Задержка со сборами кончалась тем, что мы опаздывали к разбору не только лучших, но и сносных мест под ивами. Перебранка, выяснение, кто тому больше виной, портили всем настроение. И тогда, восстав коротко, но решительно, Света уводила на Сухую протоку.
Настоящий левый берег, просторный остров, между главным руслом реки и ее Бешеной протокой, бурной и разрушительной, начинался за пляжами, за болотцами и кочкарником и тянулся во все стороны широкой луговой прерией, оставлявшей на зиму заросли высокого, с пушистыми метелками ковыля. В глубине остров пересекала мелкая, местами почти совсем пересыхающая протока, прозванная Сухой. По ее руслу попадалось много длинных отмелей из удивительного песка, мелкого, будто просеянного, чистого и бархатистого.
Разогретая к этому часу дорога, слабо наезженная колея, наполненная пылью, перемешанной с песком, вела извилисто между невысоких холмиков за придорожными ивами и болотцами. Холмики, как планета Маленького принца, были покрыты садиками или огородиками, при них конурка меньше, чем железнодорожное купе. Болотца и глубокие, узкие проточки, комариные приюты, сохраняли возле себя ночную прохладу. Зимой они промерзали до дна. Подо льдом, висевшим над дном, словно матовый потолок, если пробить его лыжной палкой, можно было найти кучки замерзших гольянчиков, мелкой рыбешки.
На полпути все хватались, что солнце набрало силу, и срочно мастерили из газет пилотки и шапки. Они в те годы были более приняты, чем сейчас, за их отменную дешевизну, а еще и потому, что дешевизны не стыдились.

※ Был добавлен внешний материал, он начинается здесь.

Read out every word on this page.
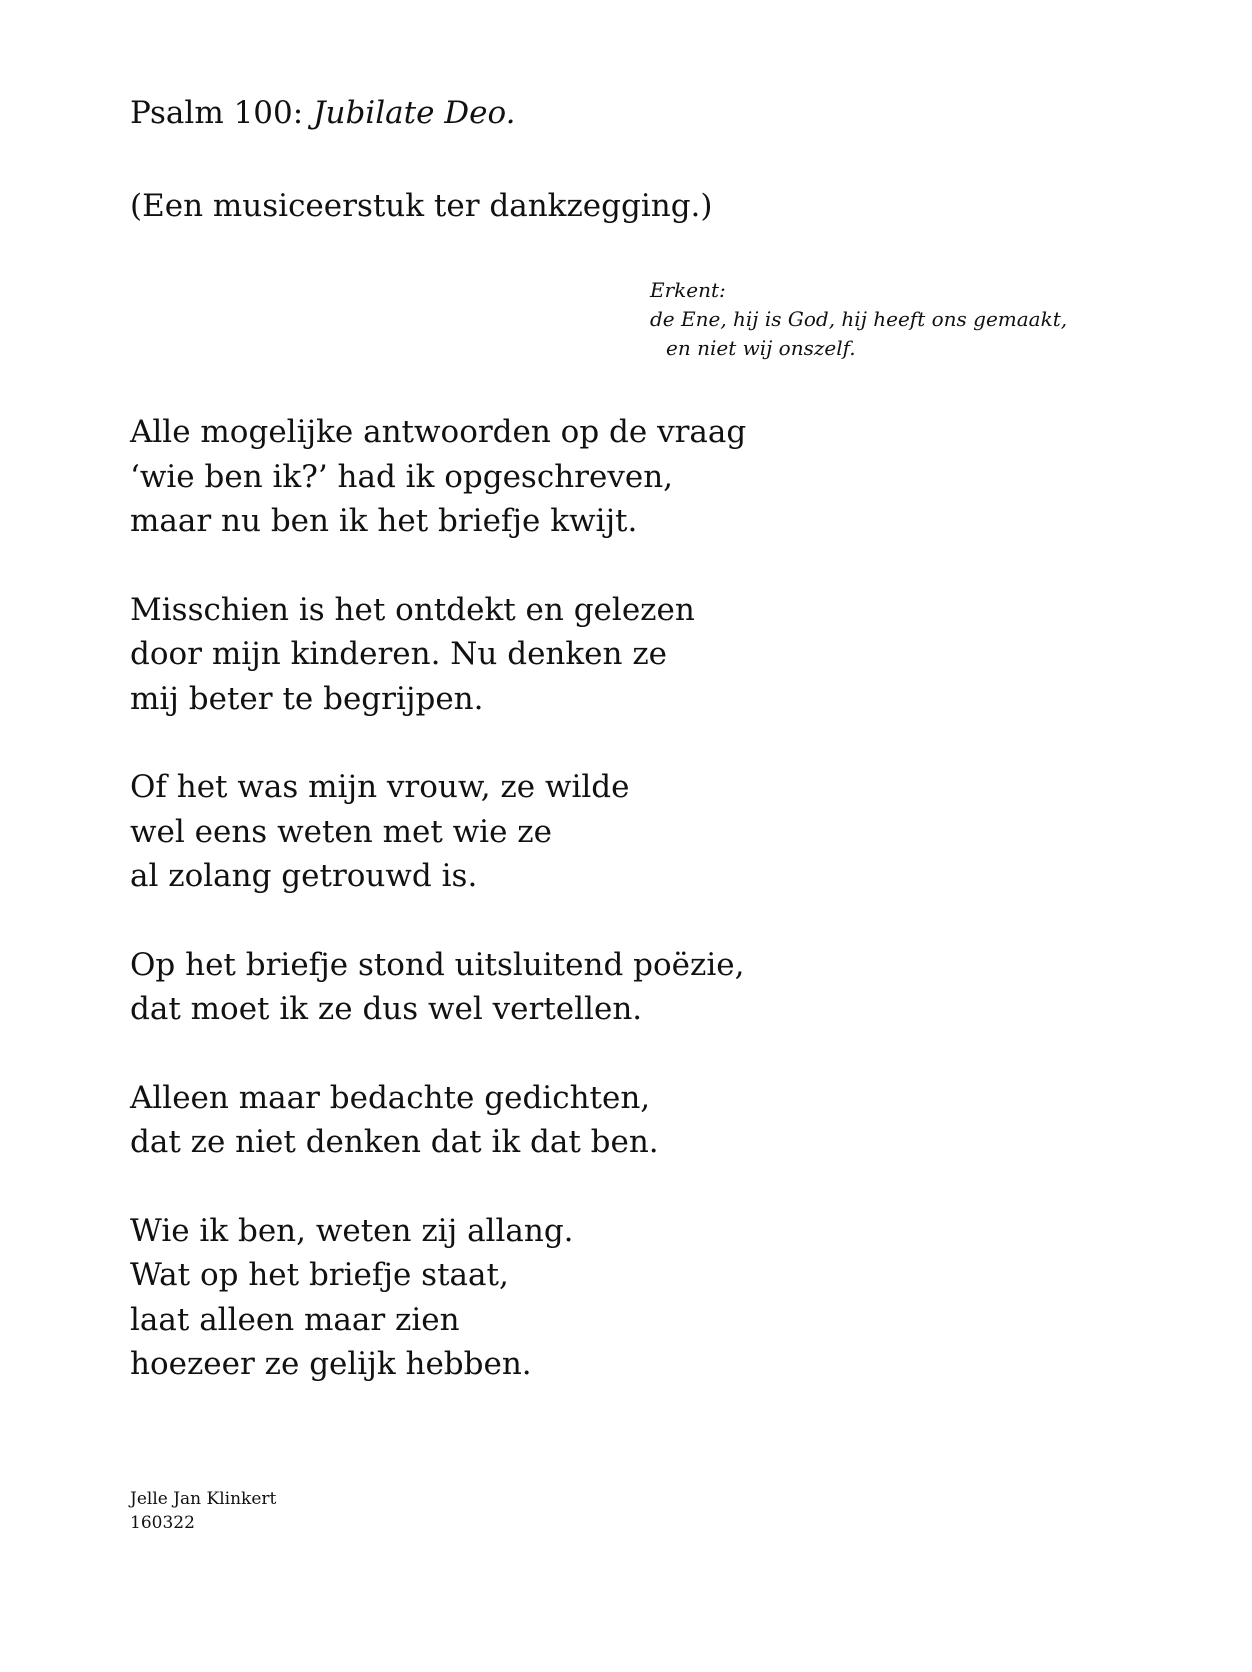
Psalm 100: Jubilate Deo.
(Een musiceerstuk ter dankzegging.)
Erkent:
de Ene, hij is God, hij heeft ons gemaakt,
en niet wij onszelf.
Alle mogelijke antwoorden op de vraag
‘wie ben ik?’ had ik opgeschreven,
maar nu ben ik het briefje kwijt.
Misschien is het ontdekt en gelezen
door mijn kinderen. Nu denken ze
mij beter te begrijpen.
Of het was mijn vrouw, ze wilde
wel eens weten met wie ze
al zolang getrouwd is.
Op het briefje stond uitsluitend poëzie,
dat moet ik ze dus wel vertellen.
Alleen maar bedachte gedichten,
dat ze niet denken dat ik dat ben.
Wie ik ben, weten zij allang.
Wat op het briefje staat,
laat alleen maar zien
hoezeer ze gelijk hebben.
Jelle Jan Klinkert
160322
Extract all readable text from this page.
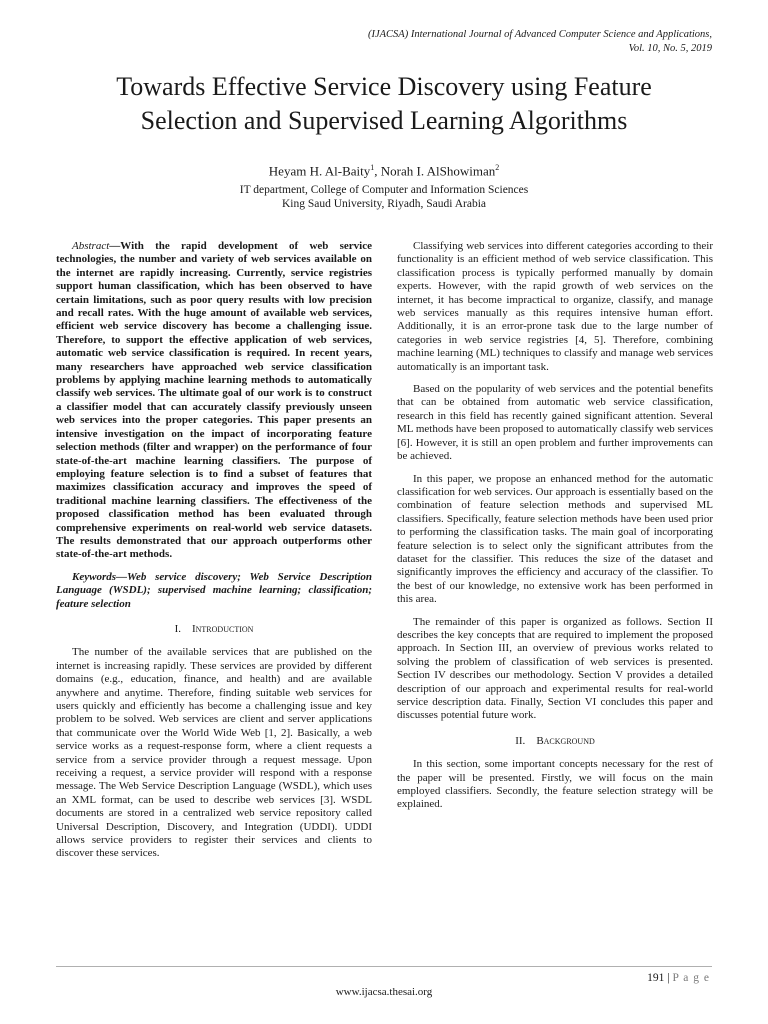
(IJACSA) International Journal of Advanced Computer Science and Applications,
Vol. 10, No. 5, 2019
Towards Effective Service Discovery using Feature
Selection and Supervised Learning Algorithms
Heyam H. Al-Baity$^1$, Norah I. AlShowiman$^2$
IT department, College of Computer and Information Sciences
King Saud University, Riyadh, Saudi Arabia

Abstract—With the rapid development of web service technologies, the number and variety of web services available on the internet are rapidly increasing. Currently, service registries support human classification, which has been observed to have certain limitations, such as poor query results with low precision and recall rates. With the huge amount of available web services, efficient web service discovery has become a challenging issue. Therefore, to support the effective application of web services, automatic web service classification is required. In recent years, many researchers have approached web service classification problems by applying machine learning methods to automatically classify web services. The ultimate goal of our work is to construct a classifier model that can accurately classify previously unseen web services into the proper categories. This paper presents an intensive investigation on the impact of incorporating feature selection methods (filter and wrapper) on the performance of four state-of-the-art machine learning classifiers. The purpose of employing feature selection is to find a subset of features that maximizes classification accuracy and improves the speed of traditional machine learning classifiers. The effectiveness of the proposed classification method has been evaluated through comprehensive experiments on real-world web service datasets. The results demonstrated that our approach outperforms other state-of-the-art methods.

Keywords—Web service discovery; Web Service Description Language (WSDL); supervised machine learning; classification; feature selection

I. Introduction

The number of the available services that are published on the internet is increasing rapidly. These services are provided by different domains (e.g., education, finance, and health) and are available anywhere and anytime. Therefore, finding suitable web services for users quickly and efficiently has become a challenging issue and key problem to be solved. Web services are client and server applications that communicate over the World Wide Web [1, 2]. Basically, a web service works as a request-response form, where a client requests a service from a service provider through a request message. Upon receiving a request, a service provider will respond with a response message. The Web Service Description Language (WSDL), which uses an XML format, can be used to describe web services [3]. WSDL documents are stored in a centralized web service repository called Universal Description, Discovery, and Integration (UDDI). UDDI allows service providers to register their services and clients to discover these services.

Classifying web services into different categories according to their functionality is an efficient method of web service classification. This classification process is typically performed manually by domain experts. However, with the rapid growth of web services on the internet, it has become impractical to organize, classify, and manage web services manually as this requires intensive human effort. Additionally, it is an error-prone task due to the large number of categories in web service registries [4, 5]. Therefore, combining machine learning (ML) techniques to classify and manage web services automatically is an important task.

Based on the popularity of web services and the potential benefits that can be obtained from automatic web service classification, research in this field has recently gained significant attention. Several ML methods have been proposed to automatically classify web services [6]. However, it is still an open problem and further improvements can be achieved.

In this paper, we propose an enhanced method for the automatic classification for web services. Our approach is essentially based on the combination of feature selection methods and supervised ML classifiers. Specifically, feature selection methods have been used prior to performing the classification tasks. The main goal of incorporating feature selection is to select only the significant attributes from the dataset for the classifier. This reduces the size of the dataset and significantly improves the efficiency and accuracy of the classifier. To the best of our knowledge, no extensive work has been performed in this area.

The remainder of this paper is organized as follows. Section II describes the key concepts that are required to implement the proposed approach. In Section III, an overview of previous works related to solving the problem of classification of web services is presented. Section IV describes our methodology. Section V provides a detailed description of our approach and experimental results for real-world service description data. Finally, Section VI concludes this paper and discusses potential future work.

II. Background

In this section, some important concepts necessary for the rest of the paper will be presented. Firstly, we will focus on the main employed classifiers. Secondly, the feature selection strategy will be explained.

191 | P a g e
www.ijacsa.thesai.org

Стриженая, темноволосая головка Светы оставалась непокрытой. Плетясь позади всех, я высматривал ее среди газетных шлемов. Мне важно было увидеть, как путнячок, слабый встречный ветер, вежливо трогал ее волосы и то, что она держалась все время возле моего дяди, отчего и у меня словно появлялось на нее некоторое право, уверенность, что в любую минуту могу к ней подойти, заговорить и прикоснуться.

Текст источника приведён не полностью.